Criada por Loeffler pai no início do século passado, a cervejaria ainda foi do irmão mais velho de Rupprecht, antes de passar para as suas mãos. Nesta trajetória, mudou uma coisinha ou outra no nome, mas segue fabricando a cerveja do jeito aprendido ainda em Munique, na Alemanha, com receitas que garantem estarem na família há cinco gerações. Também usa, ainda hoje, equipamentos daquela época, como os tonéis de carvalho alemão que têm mais de cem anos, para produzir as escuras Nó de Pinho e Malzebier e as claras Jahu e Mocinha.

“Nós estávamos filmando outro projeto, sobre as cervejas de Santa Catarina, quando conhecemos a Canoinhense e ficamos impressionados com aquele ambiente e tudo que ele representa”, lembra Luiz Henrique Cudo, um dos diretores, ao lado de Guto Lima e Demétrio Panarotto. “Decidimos, então, já em 2010, dedicar um documentário inteiro ao tema, procurando mostrar a cervejaria e o bar anexo a ela como personagens dessa história”, explica.

Luiz Henrique conta que as gravações duraram, ao todo, três semanas. Nesse período, seguiram a rotina do “seu Lefra”, que com 92 anos, acompanhava diariamente a produção, as vendas e recebia os clientes para um gole e um dedo de prosa. Segundo o diretor, as entrevistas colhidas para o documentário não foram agendadas: “a princípio, foram os clientes que chegaram por acaso. Depois, à medida que o tempo foi passando e as pessoas ficaram sabendo da filmagem, começaram a ir lá para dar o seu depoimento sobre ele e a cervejaria, duas instituições da cidade”.

Ao longo desse período, claro que a equipe tomou muita cerveja artesanal, e cada um elegeu suas favoritas. Para Guto Lima é a Nó de Pinho. Luiz Henrique concorda e acrescenta também a Jahu, mas admite que os sabores peculiares podem não agradar a todos de imediato. “A Canoinhense fica ainda melhor se bebida lá, onde o tempo é outro”, justifica Guto.

Um gole e um dedo de prosa
Por quase 20 minutos, “Cerveja Falada” enfileira um punhado de casos curiosos, como o do palpite do pai, que salvou a produção da empresa durante a Segunda Guerra Mundial.

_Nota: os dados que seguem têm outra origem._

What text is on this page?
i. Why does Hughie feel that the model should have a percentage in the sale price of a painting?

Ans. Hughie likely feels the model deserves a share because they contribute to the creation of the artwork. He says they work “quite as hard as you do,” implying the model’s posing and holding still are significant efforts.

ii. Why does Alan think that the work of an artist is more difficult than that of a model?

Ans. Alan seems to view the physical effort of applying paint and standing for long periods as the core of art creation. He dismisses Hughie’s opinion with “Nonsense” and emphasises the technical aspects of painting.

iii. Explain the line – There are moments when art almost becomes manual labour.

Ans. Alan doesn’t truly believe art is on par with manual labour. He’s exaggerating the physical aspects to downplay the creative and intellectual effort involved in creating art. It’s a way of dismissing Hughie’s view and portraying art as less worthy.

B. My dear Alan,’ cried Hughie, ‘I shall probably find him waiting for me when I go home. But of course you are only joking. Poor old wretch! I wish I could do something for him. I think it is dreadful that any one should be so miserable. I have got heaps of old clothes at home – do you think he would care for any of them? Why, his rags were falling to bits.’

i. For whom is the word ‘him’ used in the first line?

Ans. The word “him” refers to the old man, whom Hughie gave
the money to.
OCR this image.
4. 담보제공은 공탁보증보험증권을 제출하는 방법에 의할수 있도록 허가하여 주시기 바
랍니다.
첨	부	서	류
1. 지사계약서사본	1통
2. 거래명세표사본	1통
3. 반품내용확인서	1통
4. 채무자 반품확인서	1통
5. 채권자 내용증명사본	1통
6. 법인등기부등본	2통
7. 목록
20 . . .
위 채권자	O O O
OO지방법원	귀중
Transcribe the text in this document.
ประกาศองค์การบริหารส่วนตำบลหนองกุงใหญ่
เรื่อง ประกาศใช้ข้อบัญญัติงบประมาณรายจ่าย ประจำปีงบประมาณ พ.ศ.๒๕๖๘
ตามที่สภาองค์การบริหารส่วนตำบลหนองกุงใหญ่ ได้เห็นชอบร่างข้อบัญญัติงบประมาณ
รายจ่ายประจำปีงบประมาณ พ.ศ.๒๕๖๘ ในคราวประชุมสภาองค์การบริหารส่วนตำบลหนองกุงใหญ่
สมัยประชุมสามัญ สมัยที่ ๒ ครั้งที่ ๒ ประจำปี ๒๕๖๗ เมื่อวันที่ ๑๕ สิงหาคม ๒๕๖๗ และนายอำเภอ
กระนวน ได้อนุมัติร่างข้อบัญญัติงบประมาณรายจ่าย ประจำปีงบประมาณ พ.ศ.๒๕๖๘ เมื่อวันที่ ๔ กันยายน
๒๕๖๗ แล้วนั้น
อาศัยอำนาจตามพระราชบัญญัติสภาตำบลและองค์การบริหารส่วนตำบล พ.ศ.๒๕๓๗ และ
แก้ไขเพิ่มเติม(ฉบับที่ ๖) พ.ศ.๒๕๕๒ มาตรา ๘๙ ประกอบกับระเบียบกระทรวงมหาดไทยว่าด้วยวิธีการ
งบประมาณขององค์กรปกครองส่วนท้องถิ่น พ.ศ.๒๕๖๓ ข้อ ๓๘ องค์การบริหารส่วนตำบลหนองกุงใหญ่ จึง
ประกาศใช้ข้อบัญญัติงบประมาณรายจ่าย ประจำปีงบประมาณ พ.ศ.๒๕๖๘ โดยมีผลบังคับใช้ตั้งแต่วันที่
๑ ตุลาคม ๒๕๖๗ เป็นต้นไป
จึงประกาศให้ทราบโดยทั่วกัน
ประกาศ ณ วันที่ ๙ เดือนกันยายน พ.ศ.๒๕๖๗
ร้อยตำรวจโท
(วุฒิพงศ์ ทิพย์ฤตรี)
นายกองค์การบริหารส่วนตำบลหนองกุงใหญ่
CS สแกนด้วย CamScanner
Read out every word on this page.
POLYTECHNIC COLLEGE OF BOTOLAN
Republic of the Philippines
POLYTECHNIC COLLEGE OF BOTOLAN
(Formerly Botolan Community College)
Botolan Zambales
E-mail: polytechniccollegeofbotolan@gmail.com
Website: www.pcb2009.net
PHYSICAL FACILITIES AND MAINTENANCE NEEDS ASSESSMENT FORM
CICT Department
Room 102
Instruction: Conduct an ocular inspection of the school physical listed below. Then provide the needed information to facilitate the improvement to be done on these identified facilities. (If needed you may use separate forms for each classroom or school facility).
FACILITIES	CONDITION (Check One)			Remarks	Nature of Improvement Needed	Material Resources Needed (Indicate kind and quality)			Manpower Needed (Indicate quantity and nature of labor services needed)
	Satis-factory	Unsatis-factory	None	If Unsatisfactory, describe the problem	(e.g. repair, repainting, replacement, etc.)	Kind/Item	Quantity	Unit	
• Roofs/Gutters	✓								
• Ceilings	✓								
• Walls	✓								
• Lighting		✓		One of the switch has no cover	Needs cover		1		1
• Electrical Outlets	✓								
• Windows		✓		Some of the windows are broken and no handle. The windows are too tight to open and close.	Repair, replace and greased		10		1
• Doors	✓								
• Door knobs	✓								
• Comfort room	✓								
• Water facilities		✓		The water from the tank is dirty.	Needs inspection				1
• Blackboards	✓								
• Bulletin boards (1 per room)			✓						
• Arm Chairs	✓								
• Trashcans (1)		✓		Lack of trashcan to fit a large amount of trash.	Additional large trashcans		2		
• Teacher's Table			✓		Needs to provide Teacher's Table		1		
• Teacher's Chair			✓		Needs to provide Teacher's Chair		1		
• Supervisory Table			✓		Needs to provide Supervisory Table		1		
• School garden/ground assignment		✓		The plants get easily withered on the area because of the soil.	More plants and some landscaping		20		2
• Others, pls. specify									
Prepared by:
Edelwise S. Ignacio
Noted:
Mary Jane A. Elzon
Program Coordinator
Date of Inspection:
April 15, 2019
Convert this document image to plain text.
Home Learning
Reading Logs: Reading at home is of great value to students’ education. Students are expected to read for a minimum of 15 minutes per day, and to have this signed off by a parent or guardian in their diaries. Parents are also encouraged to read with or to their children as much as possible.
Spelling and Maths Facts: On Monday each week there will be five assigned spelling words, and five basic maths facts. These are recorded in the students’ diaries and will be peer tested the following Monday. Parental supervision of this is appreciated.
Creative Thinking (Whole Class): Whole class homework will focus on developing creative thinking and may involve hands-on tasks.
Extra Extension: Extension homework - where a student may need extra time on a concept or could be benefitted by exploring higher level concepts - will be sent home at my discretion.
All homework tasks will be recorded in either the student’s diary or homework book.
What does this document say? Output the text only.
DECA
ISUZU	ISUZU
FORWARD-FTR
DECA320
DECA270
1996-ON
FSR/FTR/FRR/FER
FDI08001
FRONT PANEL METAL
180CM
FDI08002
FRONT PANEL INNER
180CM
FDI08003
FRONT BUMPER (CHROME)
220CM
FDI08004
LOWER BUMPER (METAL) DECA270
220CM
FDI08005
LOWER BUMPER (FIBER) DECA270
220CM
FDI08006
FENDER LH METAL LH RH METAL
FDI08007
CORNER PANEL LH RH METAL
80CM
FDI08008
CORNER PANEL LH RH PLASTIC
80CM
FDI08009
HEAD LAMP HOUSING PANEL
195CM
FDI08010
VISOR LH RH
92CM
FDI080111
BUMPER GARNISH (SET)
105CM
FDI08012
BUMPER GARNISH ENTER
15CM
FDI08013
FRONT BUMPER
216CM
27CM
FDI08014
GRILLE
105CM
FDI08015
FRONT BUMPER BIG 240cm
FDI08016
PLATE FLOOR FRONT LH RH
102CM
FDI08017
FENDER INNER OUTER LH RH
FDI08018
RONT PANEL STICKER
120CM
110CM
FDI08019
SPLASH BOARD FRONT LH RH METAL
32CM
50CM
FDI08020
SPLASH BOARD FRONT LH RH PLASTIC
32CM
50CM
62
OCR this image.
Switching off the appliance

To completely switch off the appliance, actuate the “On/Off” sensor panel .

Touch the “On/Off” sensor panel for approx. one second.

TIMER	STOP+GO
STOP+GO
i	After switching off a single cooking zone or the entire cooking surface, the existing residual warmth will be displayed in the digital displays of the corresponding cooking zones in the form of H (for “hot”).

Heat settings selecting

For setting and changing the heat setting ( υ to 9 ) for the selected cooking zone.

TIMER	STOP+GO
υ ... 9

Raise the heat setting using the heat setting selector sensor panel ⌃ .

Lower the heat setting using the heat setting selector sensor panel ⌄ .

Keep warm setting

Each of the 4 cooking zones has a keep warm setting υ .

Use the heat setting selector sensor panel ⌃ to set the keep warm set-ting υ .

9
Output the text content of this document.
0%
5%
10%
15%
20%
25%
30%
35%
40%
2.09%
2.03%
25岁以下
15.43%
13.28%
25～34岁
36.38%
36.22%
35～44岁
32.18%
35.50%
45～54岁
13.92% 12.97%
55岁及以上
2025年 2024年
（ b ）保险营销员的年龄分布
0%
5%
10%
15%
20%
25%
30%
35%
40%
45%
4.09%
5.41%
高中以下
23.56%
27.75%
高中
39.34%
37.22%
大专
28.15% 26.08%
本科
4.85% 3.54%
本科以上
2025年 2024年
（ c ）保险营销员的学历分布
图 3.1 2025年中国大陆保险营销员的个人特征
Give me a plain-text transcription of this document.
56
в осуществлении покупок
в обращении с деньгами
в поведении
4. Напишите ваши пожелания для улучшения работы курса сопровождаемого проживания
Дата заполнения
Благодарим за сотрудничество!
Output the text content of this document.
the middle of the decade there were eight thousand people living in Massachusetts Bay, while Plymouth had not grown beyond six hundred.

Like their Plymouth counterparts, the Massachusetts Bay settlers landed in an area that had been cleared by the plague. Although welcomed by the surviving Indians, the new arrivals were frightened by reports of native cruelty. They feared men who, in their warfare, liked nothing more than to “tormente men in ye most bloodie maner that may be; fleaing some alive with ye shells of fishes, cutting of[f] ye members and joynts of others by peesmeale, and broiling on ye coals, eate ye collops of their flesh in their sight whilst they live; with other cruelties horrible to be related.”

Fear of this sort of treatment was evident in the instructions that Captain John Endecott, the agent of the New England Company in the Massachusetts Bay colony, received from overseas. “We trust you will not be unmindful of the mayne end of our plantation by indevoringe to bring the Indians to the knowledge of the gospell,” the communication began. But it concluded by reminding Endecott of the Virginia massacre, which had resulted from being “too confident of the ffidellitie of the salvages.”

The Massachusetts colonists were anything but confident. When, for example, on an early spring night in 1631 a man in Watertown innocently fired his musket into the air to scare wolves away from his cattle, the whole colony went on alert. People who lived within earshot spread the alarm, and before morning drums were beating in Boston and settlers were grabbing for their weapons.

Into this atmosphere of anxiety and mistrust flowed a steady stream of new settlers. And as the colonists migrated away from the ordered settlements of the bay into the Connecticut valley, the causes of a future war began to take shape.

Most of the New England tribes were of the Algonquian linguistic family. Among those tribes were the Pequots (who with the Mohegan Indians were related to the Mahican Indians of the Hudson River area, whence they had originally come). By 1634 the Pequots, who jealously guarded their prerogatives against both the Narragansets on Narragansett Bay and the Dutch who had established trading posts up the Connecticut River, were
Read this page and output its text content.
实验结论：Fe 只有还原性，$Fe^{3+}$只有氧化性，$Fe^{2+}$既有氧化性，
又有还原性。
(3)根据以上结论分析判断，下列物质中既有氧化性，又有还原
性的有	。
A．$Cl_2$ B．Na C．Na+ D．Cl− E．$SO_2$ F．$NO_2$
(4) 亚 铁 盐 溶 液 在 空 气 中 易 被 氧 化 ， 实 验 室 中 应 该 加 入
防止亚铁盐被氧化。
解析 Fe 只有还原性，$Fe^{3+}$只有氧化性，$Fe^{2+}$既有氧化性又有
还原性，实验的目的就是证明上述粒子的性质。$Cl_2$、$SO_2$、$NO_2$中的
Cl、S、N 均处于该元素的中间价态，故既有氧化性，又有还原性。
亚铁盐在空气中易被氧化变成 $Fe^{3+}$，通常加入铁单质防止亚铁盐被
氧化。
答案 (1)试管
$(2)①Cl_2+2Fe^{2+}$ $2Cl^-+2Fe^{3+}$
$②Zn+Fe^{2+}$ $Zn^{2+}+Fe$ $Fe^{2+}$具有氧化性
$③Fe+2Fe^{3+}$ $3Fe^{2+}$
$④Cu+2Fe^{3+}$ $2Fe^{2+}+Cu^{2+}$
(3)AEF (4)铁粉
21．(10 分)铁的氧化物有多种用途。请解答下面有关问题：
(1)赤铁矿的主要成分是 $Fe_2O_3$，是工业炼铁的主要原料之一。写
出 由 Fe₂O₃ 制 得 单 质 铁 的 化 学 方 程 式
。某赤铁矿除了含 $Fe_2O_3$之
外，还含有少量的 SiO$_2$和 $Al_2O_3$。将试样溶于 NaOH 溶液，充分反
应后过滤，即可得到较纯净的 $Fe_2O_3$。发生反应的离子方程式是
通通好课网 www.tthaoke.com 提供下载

Loeffler conta que, por volta de 1935, seu pai viu que as tensões cresciam na Europa e mandou importar da Alemanha todo o lúpulo que eles pudessem guardar. Eram quilos e mais quilos e a cervejaria, o bar e a casa ficaram cheios de lúpulo. Quando a guerra estourou, quatro anos depois, eles tinham insumo para fabricar cerveja pelos próximos cinco.  

Em outra passagem, uma história interessante data de 1924, ano em que o então deputado gaúcho Getúlio Vargas mandou tropas do Estado a São Paulo para apoiar o presidente Artur Bernardes contra a Revolta Paulista. Na ocasião, passando pela Canoinhense, os soldados aproveitaram para matar a sede. Fizeram a festa e assinaram a nota, que ´penduraram', assegurando que a conta seria paga pelo próprio Getúlio. Loeffler bem que tentou receber, mas morreu, em fevereiro do ano passado, com o débito em aberto.

De acordo com Luiz Henrique, hoje é a dona Gerda, viúva de Rupprecht e sua esposa por 63 anos, quem toca o bar da cervejaria, que antes abria de segunda a segunda. Agora, funciona em horários mais restritos. Os dois assistentes, que Loeffler considerava seus braços direitos, continuam a produzir a cerveja do jeitinho que aprenderam com o chefe. Já na opinião de antigos clientes, ele foi uma pessoa que teve a capacidade de juntar pessoas para conversar e beber. E, assim, de fabricar uma “cerveja muito boa, uma cerveja falada”.